Decoupling of Korean, US stock markets deepens



Supply chain disruptions, inflation woes weigh on domestic markets

By Anna J. Park

While U.S. stock markets have been continuing to renew record highs lately, markets here have been fluctuating severely recently, logging a fall of around 10 percent from three months ago. The level of “decoupling” between the two countries' stock markets has reached its widest since 2011, when comparing their respective index levels.

The S&P 500, Dow and Nasdaq indices have all been rewriting all-time highs this month, thanks to strong corporate performances as well as solid employment figures. The passage of a $1 trillion infrastructure bill also contributed to their bullish moves.

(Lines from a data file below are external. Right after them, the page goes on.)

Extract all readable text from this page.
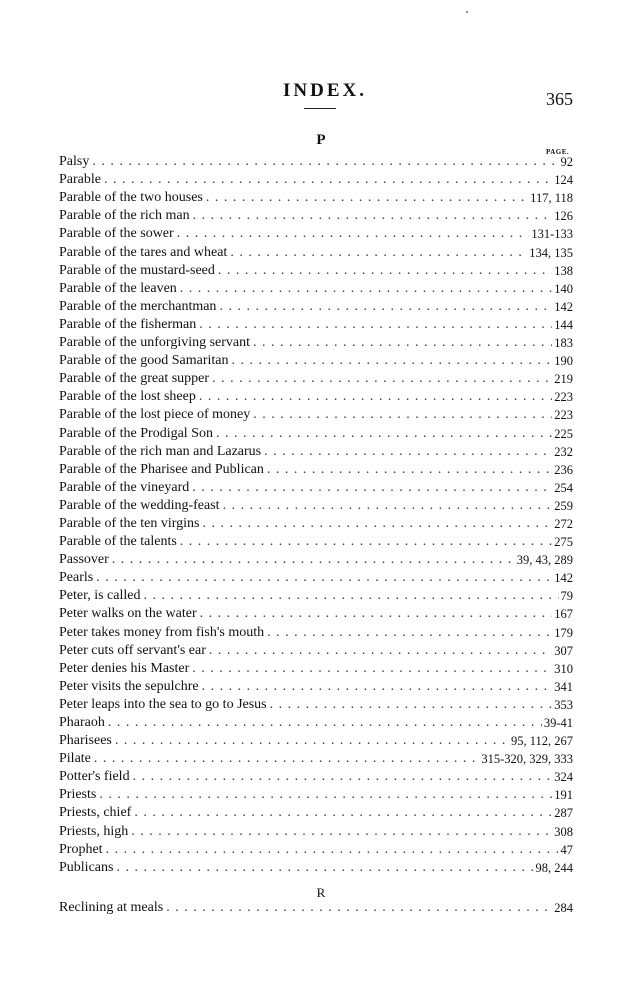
INDEX.	365
P
PAGE.
Palsy . . .	92
Parable . . .	124
Parable of the two houses . . .	117, 118
Parable of the rich man . . .	126
Parable of the sower . . .	131-133
Parable of the tares and wheat . . .	134, 135
Parable of the mustard-seed . . .	138
Parable of the leaven . . .	140
Parable of the merchantman . . .	142
Parable of the fisherman . . .	144
Parable of the unforgiving servant . . .	183
Parable of the good Samaritan . . .	190
Parable of the great supper . . .	219
Parable of the lost sheep . . .	223
Parable of the lost piece of money . . .	223
Parable of the Prodigal Son . . .	225
Parable of the rich man and Lazarus . . .	232
Parable of the Pharisee and Publican . . .	236
Parable of the vineyard . . .	254
Parable of the wedding-feast . . .	259
Parable of the ten virgins . . .	272
Parable of the talents . . .	275
Passover . . .	39, 43, 289
Pearls . . .	142
Peter, is called . . .	79
Peter walks on the water . . .	167
Peter takes money from fish's mouth . . .	179
Peter cuts off servant's ear . . .	307
Peter denies his Master . . .	310
Peter visits the sepulchre . . .	341
Peter leaps into the sea to go to Jesus . . .	353
Pharaoh . . .	39-41
Pharisees . . .	95, 112, 267
Pilate . . .	315-320, 329, 333
Potter's field . . .	324
Priests . . .	191
Priests, chief . . .	287
Priests, high . . .	308
Prophet . . .	47
Publicans . . .	98, 244
R
Reclining at meals . . .	284
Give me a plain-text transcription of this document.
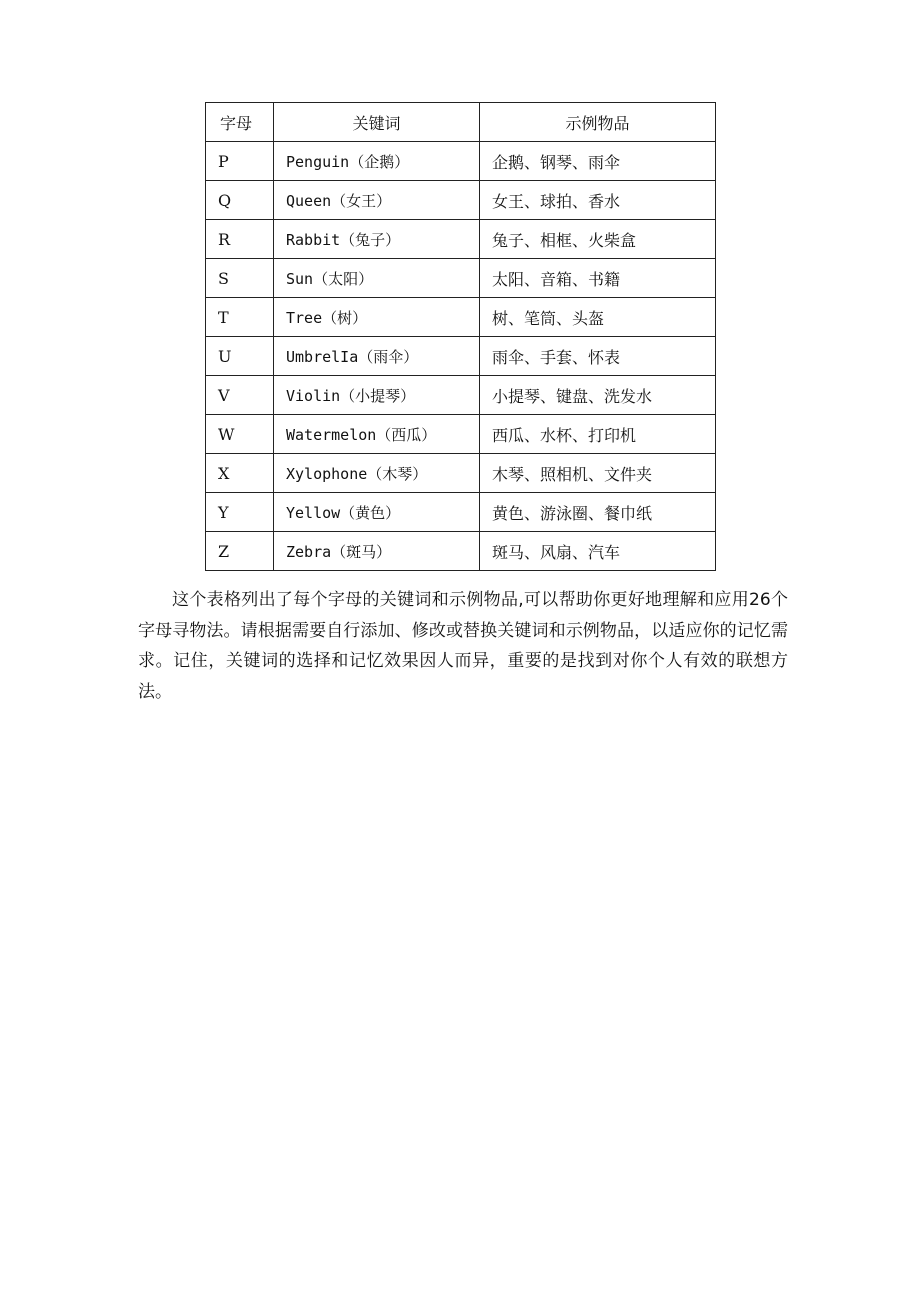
字母	关键词	示例物品
P	Penguin（企鹅）	企鹅、钢琴、雨伞
Q	Queen（女王）	女王、球拍、香水
R	Rabbit（兔子）	兔子、相框、火柴盒
S	Sun（太阳）	太阳、音箱、书籍
T	Tree（树）	树、笔筒、头盔
U	UmbrelIa（雨伞）	雨伞、手套、怀表
V	Violin（小提琴）	小提琴、键盘、洗发水
W	Watermelon（西瓜）	西瓜、水杯、打印机
X	Xylophone（木琴）	木琴、照相机、文件夹
Y	Yellow（黄色）	黄色、游泳圈、餐巾纸
Z	Zebra（斑马）	斑马、风扇、汽车

这个表格列出了每个字母的关键词和示例物品,可以帮助你更好地理解和应用26个字母寻物法。请根据需要自行添加、修改或替换关键词和示例物品，以适应你的记忆需求。记住，关键词的选择和记忆效果因人而异，重要的是找到对你个人有效的联想方法。
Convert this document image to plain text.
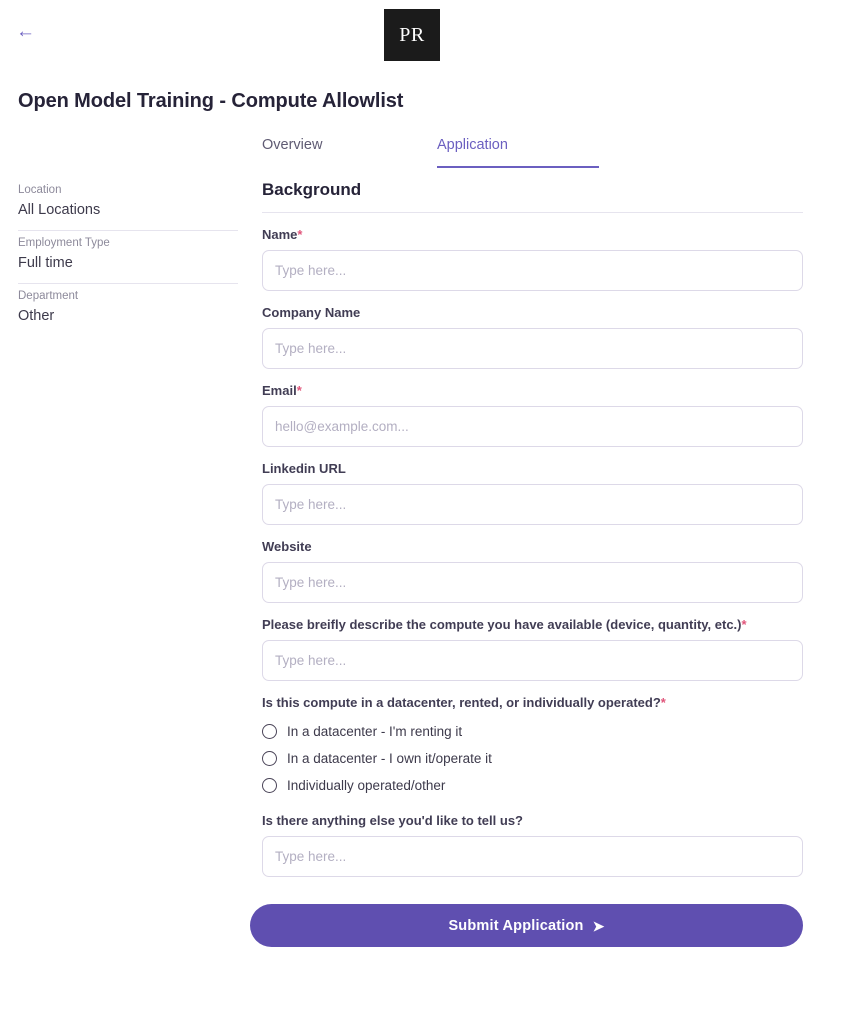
←	PR
Open Model Training - Compute Allowlist
Overview	Application
Location
All Locations
Employment Type
Full time
Department
Other
Background
Name*
Type here...
Company Name
Type here...
Email*
hello@example.com...
Linkedin URL
Type here...
Website
Type here...
Please breifly describe the compute you have available (device, quantity, etc.)*
Type here...
Is this compute in a datacenter, rented, or individually operated?*
In a datacenter - I'm renting it
In a datacenter - I own it/operate it
Individually operated/other
Is there anything else you'd like to tell us?
Type here...
Submit Application ➤
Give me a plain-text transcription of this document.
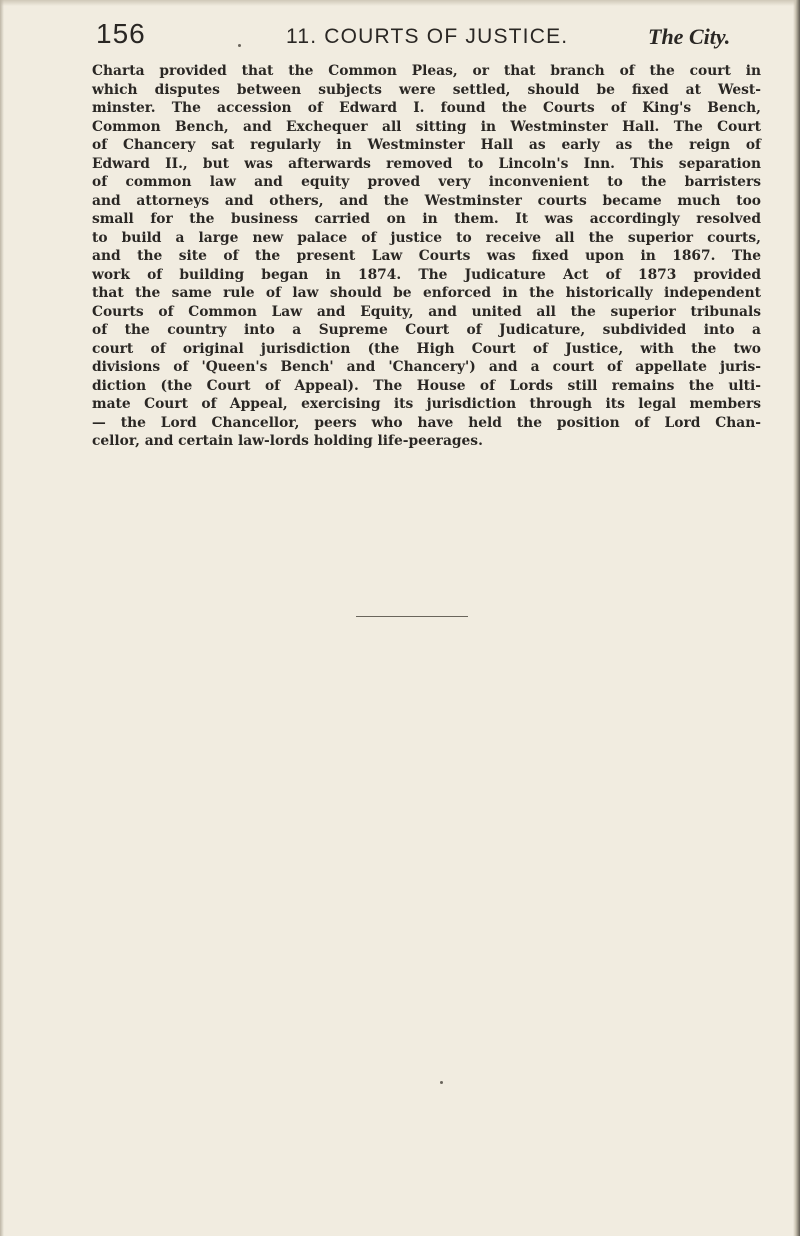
156	11. COURTS OF JUSTICE.	The City.
Charta provided that the Common Pleas, or that branch of the court in
which disputes between subjects were settled, should be fixed at West-
minster. The accession of Edward I. found the Courts of King's Bench,
Common Bench, and Exchequer all sitting in Westminster Hall. The Court
of Chancery sat regularly in Westminster Hall as early as the reign of
Edward II., but was afterwards removed to Lincoln's Inn. This separation
of common law and equity proved very inconvenient to the barristers
and attorneys and others, and the Westminster courts became much too
small for the business carried on in them. It was accordingly resolved
to build a large new palace of justice to receive all the superior courts,
and the site of the present Law Courts was fixed upon in 1867. The
work of building began in 1874. The Judicature Act of 1873 provided
that the same rule of law should be enforced in the historically independent
Courts of Common Law and Equity, and united all the superior tribunals
of the country into a Supreme Court of Judicature, subdivided into a
court of original jurisdiction (the High Court of Justice, with the two
divisions of 'Queen's Bench' and 'Chancery') and a court of appellate juris-
diction (the Court of Appeal). The House of Lords still remains the ulti-
mate Court of Appeal, exercising its jurisdiction through its legal members
— the Lord Chancellor, peers who have held the position of Lord Chan-
cellor, and certain law-lords holding life-peerages.
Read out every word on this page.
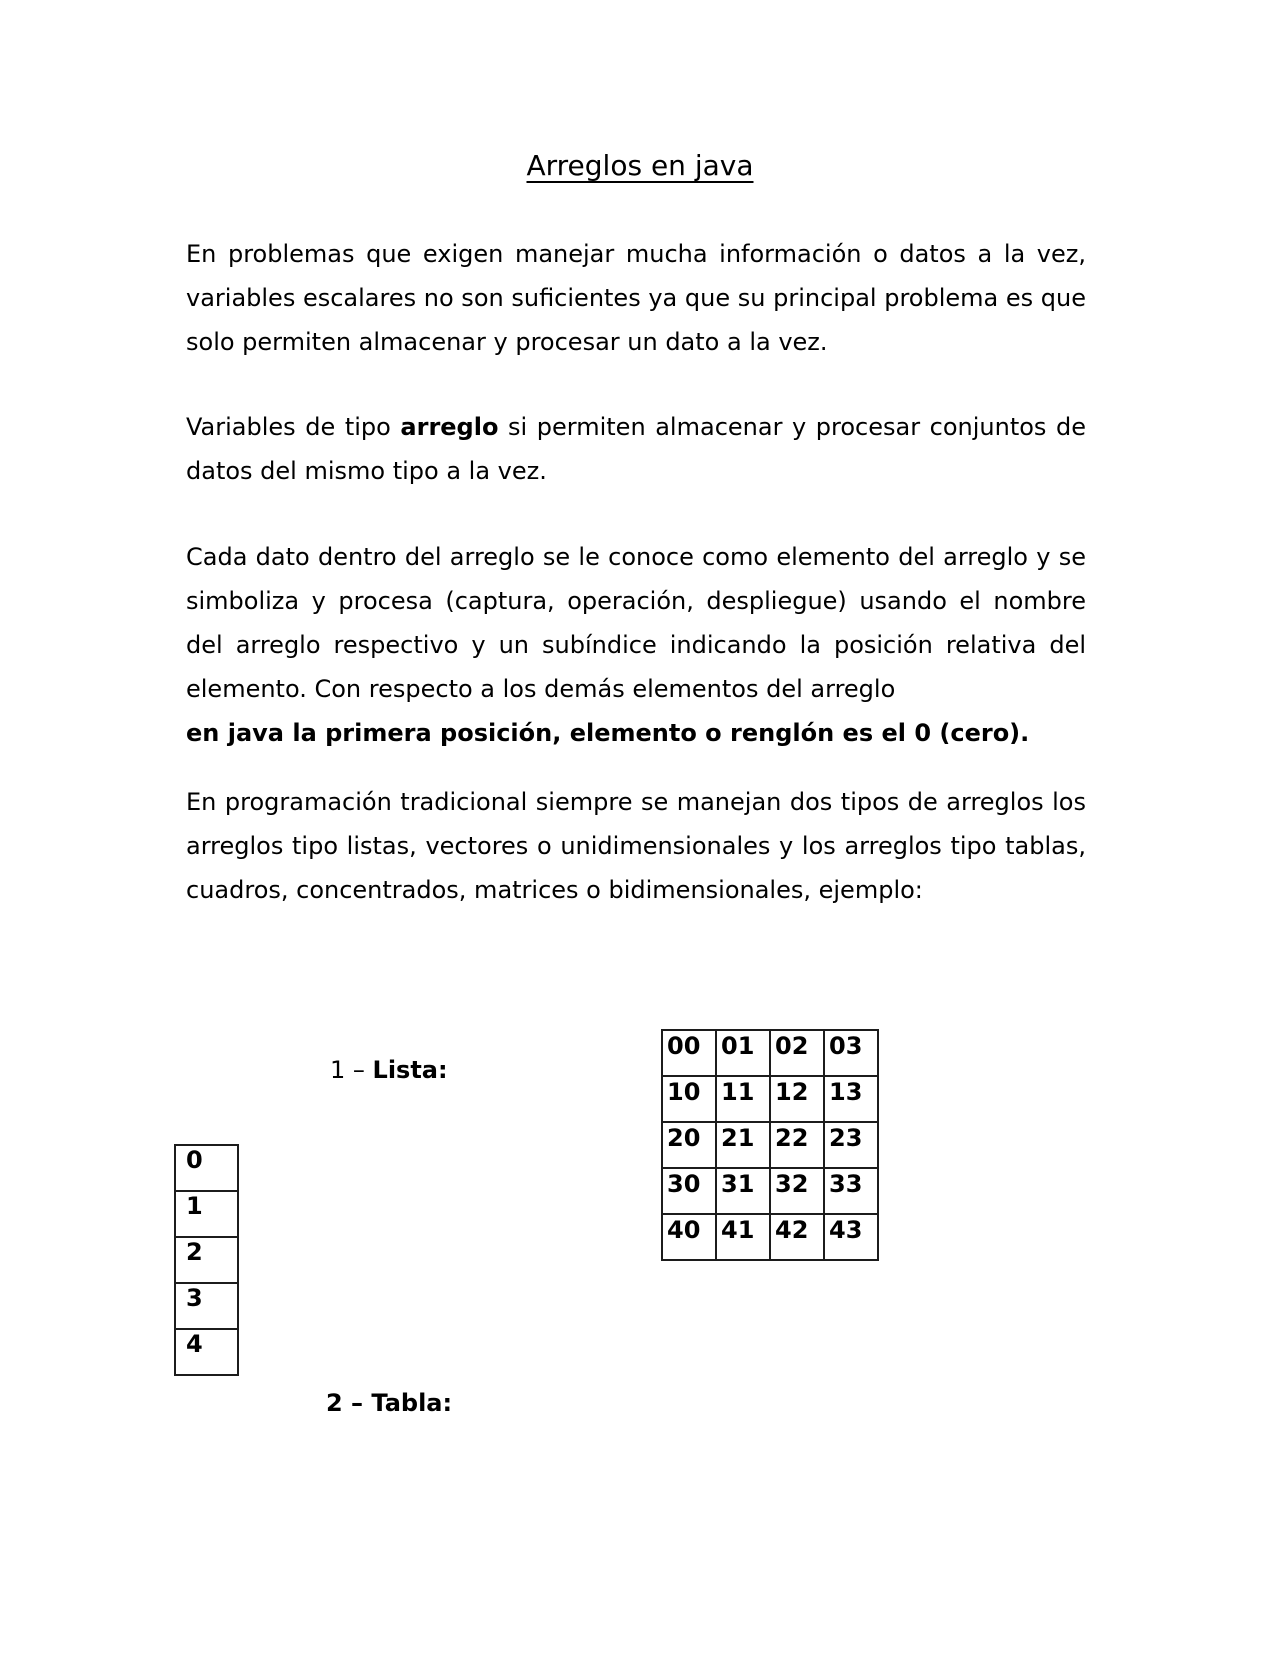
Arreglos en java

En problemas que exigen manejar mucha información o datos a la vez, variables escalares no son suficientes ya que su principal problema es que solo permiten almacenar y procesar un dato a la vez.

Variables de tipo arreglo si permiten almacenar y procesar conjuntos de datos del mismo tipo a la vez.

Cada dato dentro del arreglo se le conoce como elemento del arreglo y se simboliza y procesa (captura, operación, despliegue) usando el nombre del arreglo respectivo y un subíndice indicando la posición relativa del elemento. Con respecto a los demás elementos del arreglo
en java la primera posición, elemento o renglón es el 0 (cero).

En programación tradicional siempre se manejan dos tipos de arreglos los arreglos tipo listas, vectores o unidimensionales y los arreglos tipo tablas, cuadros, concentrados, matrices o bidimensionales, ejemplo:

1 – Lista:
2 – Tabla:
0
1
2
3
4
00	01	02	03
10	11	12	13
20	21	22	23
30	31	32	33
40	41	42	43
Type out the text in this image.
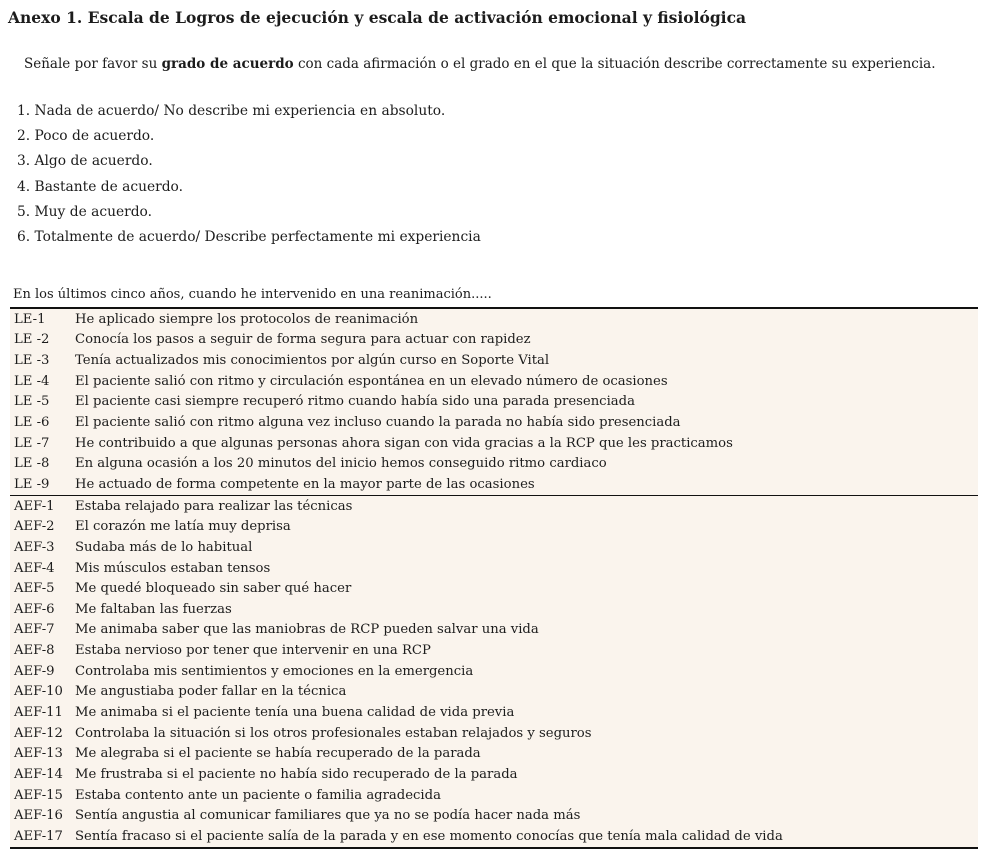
Anexo 1. Escala de Logros de ejecución y escala de activación emocional y fisiológica

Señale por favor su grado de acuerdo con cada afirmación o el grado en el que la situación describe correctamente su experiencia.

1. Nada de acuerdo/ No describe mi experiencia en absoluto.
2. Poco de acuerdo.
3. Algo de acuerdo.
4. Bastante de acuerdo.
5. Muy de acuerdo.
6. Totalmente de acuerdo/ Describe perfectamente mi experiencia
En los últimos cinco años, cuando he intervenido en una reanimación.....
LE-1	He aplicado siempre los protocolos de reanimación
LE -2	Conocía los pasos a seguir de forma segura para actuar con rapidez
LE -3	Tenía actualizados mis conocimientos por algún curso en Soporte Vital
LE -4	El paciente salió con ritmo y circulación espontánea en un elevado número de ocasiones
LE -5	El paciente casi siempre recuperó ritmo cuando había sido una parada presenciada
LE -6	El paciente salió con ritmo alguna vez incluso cuando la parada no había sido presenciada
LE -7	He contribuido a que algunas personas ahora sigan con vida gracias a la RCP que les practicamos
LE -8	En alguna ocasión a los 20 minutos del inicio hemos conseguido ritmo cardiaco
LE -9	He actuado de forma competente en la mayor parte de las ocasiones
AEF-1	Estaba relajado para realizar las técnicas
AEF-2	El corazón me latía muy deprisa
AEF-3	Sudaba más de lo habitual
AEF-4	Mis músculos estaban tensos
AEF-5	Me quedé bloqueado sin saber qué hacer
AEF-6	Me faltaban las fuerzas
AEF-7	Me animaba saber que las maniobras de RCP pueden salvar una vida
AEF-8	Estaba nervioso por tener que intervenir en una RCP
AEF-9	Controlaba mis sentimientos y emociones en la emergencia
AEF-10 Me angustiaba poder fallar en la técnica
AEF-11 Me animaba si el paciente tenía una buena calidad de vida previa
AEF-12 Controlaba la situación si los otros profesionales estaban relajados y seguros
AEF-13 Me alegraba si el paciente se había recuperado de la parada
AEF-14 Me frustraba si el paciente no había sido recuperado de la parada
AEF-15 Estaba contento ante un paciente o familia agradecida
AEF-16 Sentía angustia al comunicar familiares que ya no se podía hacer nada más
AEF-17 Sentía fracaso si el paciente salía de la parada y en ese momento conocías que tenía mala calidad de vida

Yet, Korea's main benchmark KOSPI has been trapped in a boxed range around the 3,000-point level for months. Since the index hit its all-time high of 3,305 in early July, the index has fallen more than 10 percent, sliding back to 2,960 at the close trading Nov. 8, while edging up to 2,968.80, Friday.

This year alone, the S&P 500 has risen more than 27 percent from 3,700 points to 4,701 early this week; while the KOSPI increased just 3.3 percent over the same period.

Market watchers say the Korean economy's higher susceptibility to global supply chain disruptions as well as inflation worries caused by increases in raw material prices are part of the cause of the deepening decoupling.

“One of key reasons behind the decoupling is supply chain bottlenecks. Emerging economies' industrial structures, including that of Korea, have a huge dependency on external markets, which makes the country's economy more susceptible to prolonged global supply chain disruptions,” said Lee Kyoung-min, a strategist at Daishin Securities. “Exacerbated concerns over global supply chains due to power shortages in China are one of the reasons for Korean stock markets faltering.”

Another analyst also shared the view that the country's export-driven industrial structure makes the local stock markets more vulnerable to external factors, such as “China risks.”

“Compared to the U.S. where the services sector makes up a greater portion of the economy, Korea's heavier reliance on manufacturing makes it more susceptible to concerns over any slowdown in the Chinese economy,” explained Shin Seung-jin, an analyst at Samsung Securities.

Businesses related to the cyclical, IT and automotive sectors ― which are all highly affected by global supply chain issues ― make up 58.9 percent of KOSPI-listed companies, while it only accounts for about 28 percent of firms listed on the S&P 500.

In addition, relatively weaker corporate earnings are also a reason for decoupling, according to other market watchers.

“One of the reasons why the U.S. and Korean stock markets continue to decouple is that the U.S. is enjoying a relative advantage in growth during the third-quarter earnings season. In the end, what is key in resolving the decoupling is a recovery of earnings in our emerging market,” said Han Ji-young, an analyst at Kiwoom Securities.

Regarding how long the decoupling will continue, analysts have divergent views. Some expect the phenomenon will be ameliorated by the country's favorable export figures in October; but others believed the local stock markets are unlikely to see any growth momentum until the global supply disruptions are settled.

Due to the deepened decoupling, the average amount of trading by retail investors on the KOSPI has fallen by 20 percent, compared to previous months, as many are opting to invest in U.S. markets instead.

According to data compiled by the Korea Securities Depository, Korean nationals' ownership of overseas stocks reached an all-time high in the third quarter, at around 106 trillion won ($89.7 billion), and over 63 percent of these are U.S. shares.